Making a WebSocket streaming request
After the WebSocket connection is established, the client can start sending a sequence of audio frames. Each frame contains one data frame that is encoded in event stream encoding. For more information, see Event stream encoding.
Each data frame contains three headers combined with a chunk of raw audio bytes. The following table lists and describes the headers.
Header name byte length | Header name (string) | Header value type | Value Ssring byte length | Value string (UTF-8) |
---|---|---|---|---|
13 | :content-type |
7 | 24 | application/octet-stream |
11 | :event-type |
7 | 10 | AudioEvent |
13 | :message-type |
7 | 5 | event |
To end the audio data stream, send an empty audio chunk in an event-stream-encoded message.
Handling a WebSocket streaming response
The response contains event-stream-encoded raw bytes in the payload. It contains the standard prelude and the following headers.

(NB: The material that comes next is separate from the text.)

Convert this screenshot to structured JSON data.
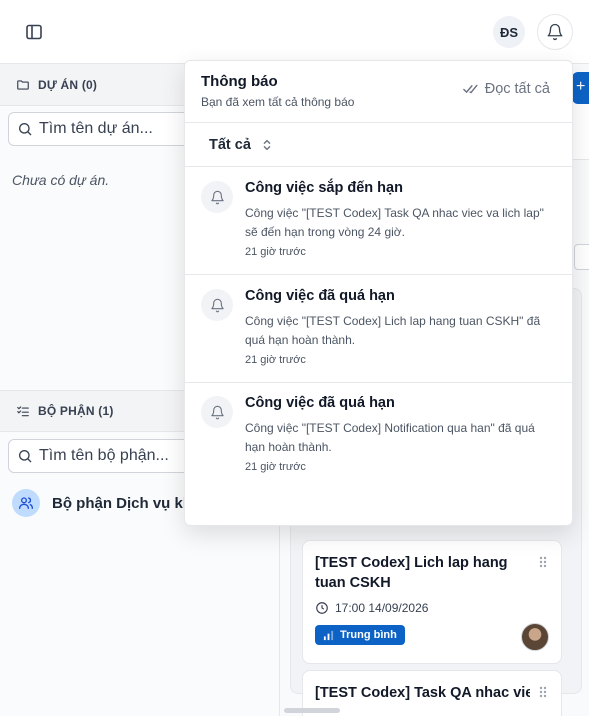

Header name byte length | Header name (string) | Header value type | Value string byte length | Value string (UTF-8) |
---|---|---|---|---|
13 | :content-type |
7 | 24 | application/octet-stream |
11 | :event-type |
7 | 15 | TranscriptEvent |
13 | :message-type |
7 | 5 | event |
When you decode the binary response, you end up with a JSON structure with the results of the transcription. For an example of the JSON response, see Streaming transcription.
Handling WebSocket streaming errors
If an exception occurs while processing your request, Amazon Transcribe responds with a terminal WebSocket frame containing an event-stream-encoded response. The response has the headers described in the following table, and the body of the response contains a descriptive error message. After sending the exception response, Amazon Transcribe sends a close frame.
Header name byte length | Header name (string) | Header value type | Value string byte length | Value string (UTF-8) |
---|---|---|---|---|
13 | :content-type |
7 | 24 | application/octet-stream |
15 | :exception-type |
7 | varies | varies, see below |
13 | :message-type |
7 | 9 | exception |
The exception-type
header contains one of the following values.
-
BadRequestException
– There was a client error when the stream was created, or an error occurred while streaming data. Make sure that your client is ready to accept data and try your request again. -
InternalFailureException
– Amazon Transcribe had a problem during the handshake with the client. Try your request again. -
LimitExceededException
– The client exceeded the concurrent stream limit. For more information, see Amazon Transcribe Limits in the Amazon Web Services General Reference. Reduce the number of streams that you are transcribing. -
UnrecognizedClientException
– The WebSocket upgrade request was signed with an incorrect access key or secret key. Make sure that you are correctly creating the access key and try your request again.
In addition, Amazon Transcribe can return any of the common service errors. For a list, see Common Errors.